Figure 4. Regulation of Ser37/Thr41-non-phosphorylated β-catenin by WT-BRCA1 and H2O2.

Figure 4

(A) WT-BRCA1 increased the Ser37/Thr41-non-phosphorylated β-catenin protein expression in HEK293 cells. 0.375 μg of Myc-β-catenin plasmid was co-transfected with 0.375 μg of wild type BRCA1 into HEK293 cells. Myc-β-catenin protein was immunoprecipitated by anti-Myc antibody followed by Western blotting with anti-Ser37/Thr41-non-phosphorylated β-catenin (a-ABC) antibody. The membrane was reprobed with anti-Myc antibody to detect total Myc-β-catenin expression. 5 μg of total lysates were applied to detect Myc-β-catenin protein (total) expression, and anti-CSK antibody was used to monitor equal loading.
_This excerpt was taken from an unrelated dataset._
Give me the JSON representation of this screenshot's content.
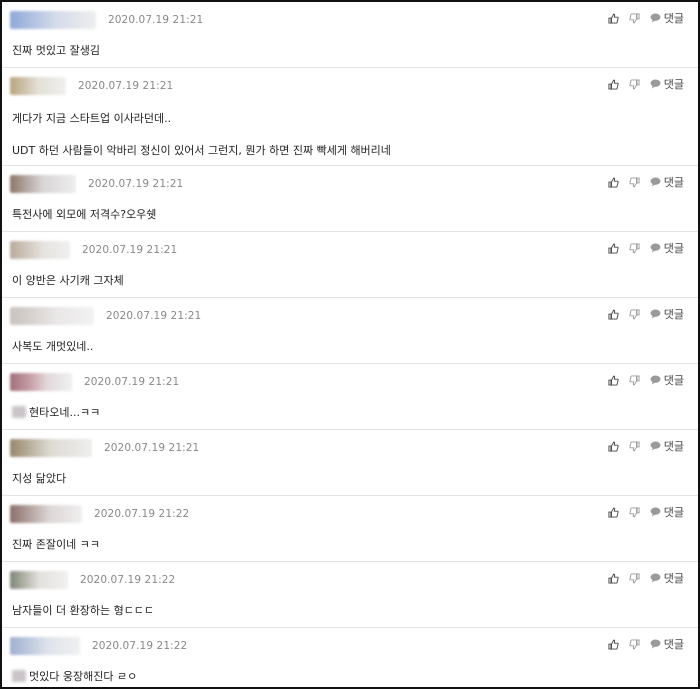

(B) WT-BRCA1 increased the expression of Ser37/Thr41-non-phosphorylated β-catenin in MDA-MB-231 cells. MDA-MB-231 cells were transfected with WT-BRCA1 or pcDNA3 vector (1.0 μg). 48 hrs after transfection, 20 μg of total cell lysates were applied for Western blotting to detect the Ser37/Thr41-non-phosphorylated β-catenin expression. Anti-CSK antibody was used to monitor equal loading. 20 μg of total lysates were used to confirm expression of the exogenous HA-BRCA1 protein by using anti-HA monoclonal antibody. The expression levels of ABC in HCC1937 cells and wild type BRCA1-reintroduced HCC1937 (HCC1937-BRCA1, Cl3.4). 25 μg of total lysates from HCC1937 and HCC1937-BRCA1, Cl3.4 were subjected to Western blotting with anti-ABC antibody. The same membrane was used to monitor equal loading with anti-Actin antibody. The levels of ABC in HCC1937 cells were lower than in HCC1937-BRCA1, Cl3.4.

(C) H2O2 induces BRCA1 and β-catenin protein association in vivo. HEK293T, MCF-7, and SW480 cells were untreated or treated with 100 μM of H2O2 for 1 hr. Equal amounts of total cell lysates were subjected to immunoprecipitation with anti-BRCA1 antibody, followed by Western blotting with anti-β-catenin antibody. The membrane was probed again with anti-BRCA1 polyclonal antibody. 5 μg of total lysates were used to monitor β-catenin protein expression.

(D) H2O2 induces BRCA1 and the active form of β-catenin protein association. MCF-7, SW480, and HCCBRCA1 cells were untreated or treated with 100 μM of H2O2 for 1 hr. Equal amounts of total cell lysates were subjected to immunoprecipitation with anti-BRCA1 antibody, followed by Western blotting with anti-ABC antibody. The membrane was probed again with anti-BRCA1 polyclonal antibody. 15 μg of total lysates were used to monitor ABC protein expression.